Auch die Familie ist ein Lernort für Datenschutz. Einfache Antworten gibt es nicht, wichtig ist aber, Bewusstsein für den Umgang mit Daten schon bei Kindern zu schaffen. Egal, wie die Antwort des Vaters im Detail ausfällt, wichtig ist, dass die Tochter fragt, ob sie das „musical.ly” online stellen kann. Wenn das Gespräch, was öffentlich werden darf und was besser privat bleibt, zwischen Eltern und Kindern geführt wird, ist bereits ein großer Schritt getan, egal wie die Antwort im Detail ausfällt.

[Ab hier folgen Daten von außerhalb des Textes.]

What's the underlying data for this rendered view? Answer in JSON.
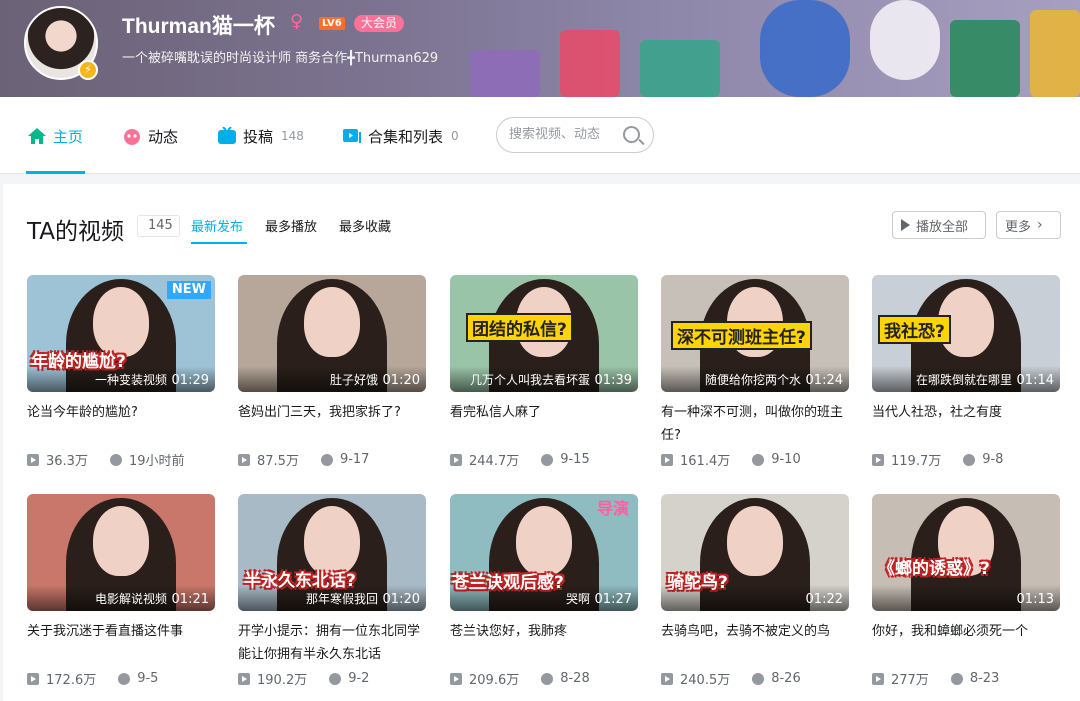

Die gläserne Familie? Das „Internet der Dinge“ bzw. das „Smart Home“ mit über die Could vernetzten Haushaltsgeräten produzieren Unmengen an Daten. Man kann heute schon ahnen, was in Zukunft an Informationen durch Big-Data-Analyse über das Familienleben für Dritte einsehbar werden kann. Je mehr Komfort eine Familie sich wünscht, desto mehr Daten muss sie freigeben. Oder wer bestimmte Daten nicht weitergeben möchte, wird auf einige Dienstleistungen oder vernetzte Hausgeräte verzichten müssen. Jede Familie muss für sich entscheiden, wie transparent sie sein möchte.


Dieser Aufsatz stammt aus der Broschüre „Digitalisierung und Familie“ der Evangelischen Arbeitsgemeinschaft Familie NRW.